Langsam stehe ich auf und bereite mich gedanklich darauf vor, was gleich auf mich zukommen wird. Sehr oft klingelt dieser Alarm nicht und früher, bevor ich eine Familie hatte, hat es mir Spaß gemacht mich darauf vorzubereiten und ins Gefecht zu gehen. Dort habe ich meine Wohlgesinnten wiedergetroffen die über die ganze Welt verteilt sind und zusammen haben wir den Kampf in Angriff genommen. Teilweise habe ich auch welche verloren, auch welche denen ich näher stand, aber es sind immer wieder andere nachgerückt. Und viel Zeit zum trauern gab es sowieso nie, denn das Treffen hängt immer nur von dem Alarm ab.

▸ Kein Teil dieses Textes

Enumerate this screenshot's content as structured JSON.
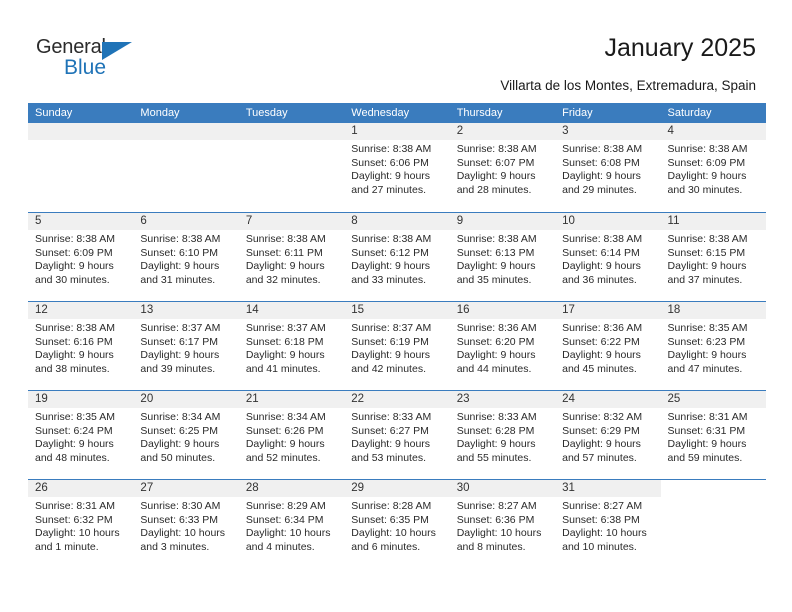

Mein Mann liegt immer noch weit ausgestreckt auf dem Bett und ahnt von nichts. Er kann diesen schrillen Alarm nicht hören. Den hören nur wir. Leise gehe ich zu der Wand wo meine Geheimnisse versteckt sind, an die er nicht mal im Traum denken würde. Auch wenn ich ihn über alles liebe, erzählen konnte ich es ihm nie, denn er würde mich mit ganz anderen Augen sehen und das würde unser beides und unseres Sohnes Leben komplett auf den Kopf stellen.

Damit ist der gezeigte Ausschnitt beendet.